Elevated 503s for some users in US-East

Incident Report for Websolr

Postmortem

At approximately 12:30pm UTC, one of the nodes in our US-East region stopped responding to requests. We were made aware of the issue when users began sending in support tickets.

A review of metrics in CloudWatch indicated that the server had experienced a sudden, massive spike in CPU and had effectively locked up. Prior to the event, the server indicated low load and had plenty of capacity with respect to memory and disk space. We have opened a ticket with Amazon to understand the circumstances under which that type of event could have occurred.

Our immediate response was to try to repair the node. Fortunately, we were able to reboot it, which returned everything to normal. Had that not been effective, we would have followed our established and proven operations playbook for recovering lost nodes.

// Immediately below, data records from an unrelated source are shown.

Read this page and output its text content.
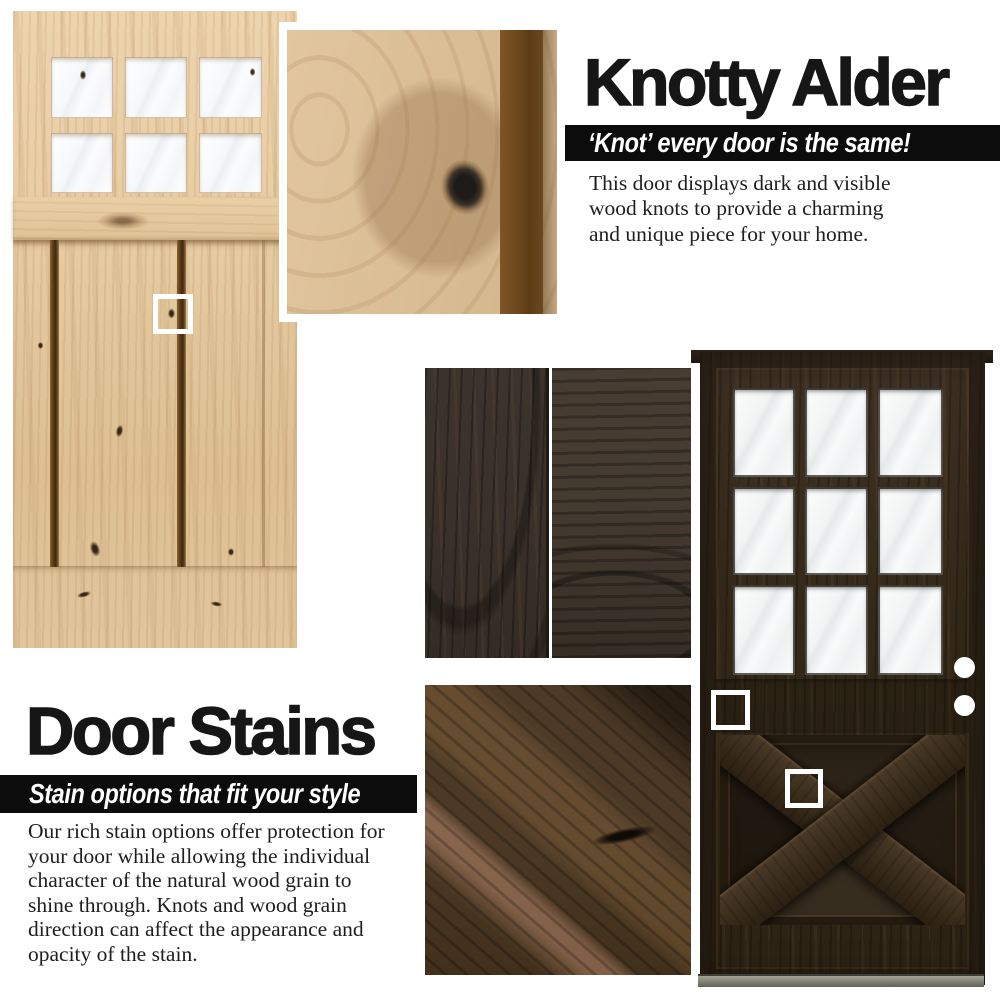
Knotty Alder
‘Knot’ every door is the same!
This door displays dark and visible
wood knots to provide a charming
and unique piece for your home.
Door Stains
Stain options that fit your style
Our rich stain options offer protection for
your door while allowing the individual
character of the natural wood grain to
shine through. Knots and wood grain
direction can affect the appearance and
opacity of the stain.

Once the all-clear had been made, our operations and products teams had a standup to discuss how this could have been avoided, or at least mitigated. The impact to customers during this event was quite limited, affecting 11 slices out of many thousands. Still, we take the impact seriously and have compiled a brief punch list of tools and processes for our development pipeline, and will be deploying those over the coming weeks.

Posted Mar 29, 2017 - 17:51 UTC

Resolved

The node has been repaired and is confirmed to be serving traffic normally.

Posted Mar 29, 2017 - 14:20 UTC

Identified

We have identified an unhealthy node in the region and are working to resolve.

Posted Mar 29, 2017 - 14:10 UTC

Investigating

We are investigating reports of persistent HTTP 503 errors in the US-East region.

Posted Mar 29, 2017 - 14:00 UTC